When Noah announced his exit from the show in late September, he hinted that his decision was inspired by a desire to perform out from behind the desk.
“I spent two years in my apartment, not on the road, and when I got back out there, I realized there’s another part of my life out there that I want to carry on exploring. I miss learning other languages. Noah said he misses going to other countries and putting on shows.
The comedian is only taking a brief hiatus before hitting the stage again. He kicks off his “Trevor Noah: Off The Record” tour in Atlanta on January 20.
When the show returns on Tuesday, January 17, the network has announced a lineup of comedic greats who will fill in as host, including Chelsea Handler, D. L. Hughley, Leslie Jones, Hasan Minhaj, Kal Penn and Wanda Sykes.
The long-term future of the show is still unresolved as the network hasn’t said whether guests will host indefinitely or if a permanent host will be installed in the chair.
The anchors of late-night TV remain in place with Jimmy Fallon, Stephen Colbert and Jimmy Kimmel, the last having recently signed a contract extension that will keep him behind the desk into 2026. Bill Maher and John Oliver also remain at HBO, albeit in weekly form.
It has been reported that CBS will replace James Corden with a game show, following the exit of other late night shows such as The Daily Show with Jon Stewart and The Tonight Show with Jay Leno. “Later,” the NBC show that followed Seth Meyers, is also gone, after giving way to another title that featured a woman of color, “A Little Late With Lilly Singh.”
Those situations unfolded for various reasons, and the loss of opportunities for diverse talent has been an unfortunate side effect of this collective thinning of the herd.

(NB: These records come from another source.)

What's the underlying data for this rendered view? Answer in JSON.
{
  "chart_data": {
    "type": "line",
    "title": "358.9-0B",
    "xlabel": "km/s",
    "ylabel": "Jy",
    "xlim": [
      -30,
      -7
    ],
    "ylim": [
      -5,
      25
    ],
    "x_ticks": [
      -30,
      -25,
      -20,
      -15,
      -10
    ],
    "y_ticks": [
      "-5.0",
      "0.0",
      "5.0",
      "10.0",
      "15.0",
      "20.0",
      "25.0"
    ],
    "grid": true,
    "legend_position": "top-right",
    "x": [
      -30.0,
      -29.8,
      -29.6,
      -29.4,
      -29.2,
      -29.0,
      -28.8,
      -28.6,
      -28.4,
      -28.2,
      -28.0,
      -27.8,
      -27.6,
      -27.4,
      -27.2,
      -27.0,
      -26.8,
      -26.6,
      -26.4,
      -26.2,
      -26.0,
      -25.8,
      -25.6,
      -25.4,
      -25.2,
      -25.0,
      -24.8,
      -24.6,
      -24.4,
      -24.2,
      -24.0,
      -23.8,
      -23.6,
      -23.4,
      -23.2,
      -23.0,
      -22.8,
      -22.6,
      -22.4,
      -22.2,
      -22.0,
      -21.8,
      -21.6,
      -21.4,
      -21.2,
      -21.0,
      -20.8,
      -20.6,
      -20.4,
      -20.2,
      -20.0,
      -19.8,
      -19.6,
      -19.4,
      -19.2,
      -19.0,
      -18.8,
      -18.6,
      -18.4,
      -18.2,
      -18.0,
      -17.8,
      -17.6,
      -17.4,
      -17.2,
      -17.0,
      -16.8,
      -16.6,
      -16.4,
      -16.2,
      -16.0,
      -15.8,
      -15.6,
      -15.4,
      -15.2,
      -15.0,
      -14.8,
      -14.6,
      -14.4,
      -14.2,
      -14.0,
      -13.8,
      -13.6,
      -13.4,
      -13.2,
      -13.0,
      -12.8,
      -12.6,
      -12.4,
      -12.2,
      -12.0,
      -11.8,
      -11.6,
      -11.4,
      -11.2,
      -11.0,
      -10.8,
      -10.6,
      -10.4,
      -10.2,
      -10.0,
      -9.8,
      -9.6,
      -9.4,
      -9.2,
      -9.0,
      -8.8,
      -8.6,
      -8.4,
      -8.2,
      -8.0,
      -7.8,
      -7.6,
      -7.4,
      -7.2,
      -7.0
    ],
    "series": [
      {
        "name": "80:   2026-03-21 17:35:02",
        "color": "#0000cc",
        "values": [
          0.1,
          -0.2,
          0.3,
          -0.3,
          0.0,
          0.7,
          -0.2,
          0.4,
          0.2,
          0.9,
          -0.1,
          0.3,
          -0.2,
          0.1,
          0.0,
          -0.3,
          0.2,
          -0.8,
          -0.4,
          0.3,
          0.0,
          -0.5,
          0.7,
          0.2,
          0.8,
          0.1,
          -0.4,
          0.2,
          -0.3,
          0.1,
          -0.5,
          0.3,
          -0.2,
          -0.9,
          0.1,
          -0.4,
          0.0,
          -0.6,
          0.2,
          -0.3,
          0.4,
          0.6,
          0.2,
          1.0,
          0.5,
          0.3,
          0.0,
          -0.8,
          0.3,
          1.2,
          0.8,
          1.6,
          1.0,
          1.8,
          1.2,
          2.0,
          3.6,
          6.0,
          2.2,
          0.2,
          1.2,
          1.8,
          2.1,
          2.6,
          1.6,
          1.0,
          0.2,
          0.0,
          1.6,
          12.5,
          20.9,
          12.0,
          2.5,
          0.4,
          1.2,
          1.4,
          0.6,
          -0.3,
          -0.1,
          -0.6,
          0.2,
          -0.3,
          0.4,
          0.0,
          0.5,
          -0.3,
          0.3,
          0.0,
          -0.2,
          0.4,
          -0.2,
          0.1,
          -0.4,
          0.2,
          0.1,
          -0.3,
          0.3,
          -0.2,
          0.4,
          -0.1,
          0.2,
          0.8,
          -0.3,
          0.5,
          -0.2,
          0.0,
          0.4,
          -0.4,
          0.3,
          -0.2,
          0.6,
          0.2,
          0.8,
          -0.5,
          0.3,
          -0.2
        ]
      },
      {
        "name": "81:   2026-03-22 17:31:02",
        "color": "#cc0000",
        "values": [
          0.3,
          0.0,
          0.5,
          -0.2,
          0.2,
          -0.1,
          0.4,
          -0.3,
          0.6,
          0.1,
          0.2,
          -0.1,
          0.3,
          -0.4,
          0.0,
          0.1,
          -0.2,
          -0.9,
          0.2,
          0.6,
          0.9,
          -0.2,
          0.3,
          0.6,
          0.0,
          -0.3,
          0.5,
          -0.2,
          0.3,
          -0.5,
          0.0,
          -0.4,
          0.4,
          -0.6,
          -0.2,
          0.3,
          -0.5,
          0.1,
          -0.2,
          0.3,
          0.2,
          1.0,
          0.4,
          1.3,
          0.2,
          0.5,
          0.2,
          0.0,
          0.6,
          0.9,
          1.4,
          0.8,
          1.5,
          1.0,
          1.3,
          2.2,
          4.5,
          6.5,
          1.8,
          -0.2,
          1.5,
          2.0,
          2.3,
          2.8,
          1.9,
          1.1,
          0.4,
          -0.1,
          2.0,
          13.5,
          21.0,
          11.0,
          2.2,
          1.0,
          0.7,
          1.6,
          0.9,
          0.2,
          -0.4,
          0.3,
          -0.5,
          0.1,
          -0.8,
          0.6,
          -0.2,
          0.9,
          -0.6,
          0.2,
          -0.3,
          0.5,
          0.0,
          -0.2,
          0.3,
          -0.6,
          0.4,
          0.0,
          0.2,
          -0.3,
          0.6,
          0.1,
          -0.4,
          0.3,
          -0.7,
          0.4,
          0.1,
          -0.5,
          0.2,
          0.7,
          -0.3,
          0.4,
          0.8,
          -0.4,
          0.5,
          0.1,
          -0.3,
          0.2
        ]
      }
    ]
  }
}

The late-night landscape can’t financially support the explosion of shows that came about as everyone wanted a slice of that pie, reflecting a retrenchment by TV networks.
Nor has daytime TV been immune, with what might be called the children of Oprah, Drs. Phil and Oz, giving up their shows (the latter to pursue a failed Senate bid), following Ellen DeGeneres’ decision to hang up her dancing shoes.
In reporting on CBS’ plans, Deadline noted that a driving factor is, not surprisingly, money, and the desire to fill the hour after Colbert with a less-expensive program.
The irony is that while late-night hosts have more ways to get their material out and voices heard, with viral clips disseminated via YouTube and social media, actually generating revenue off that content has become more challenging.
The latest departures do not show that the lights are being completely turned off. They are the same as in the way people once used to consume TV. As for what the late-night market will look like by the time Kimmel’s new contract expires, that’s a crystal ball into which even Carson’s Carnac the Magnificent couldn’t clearly see.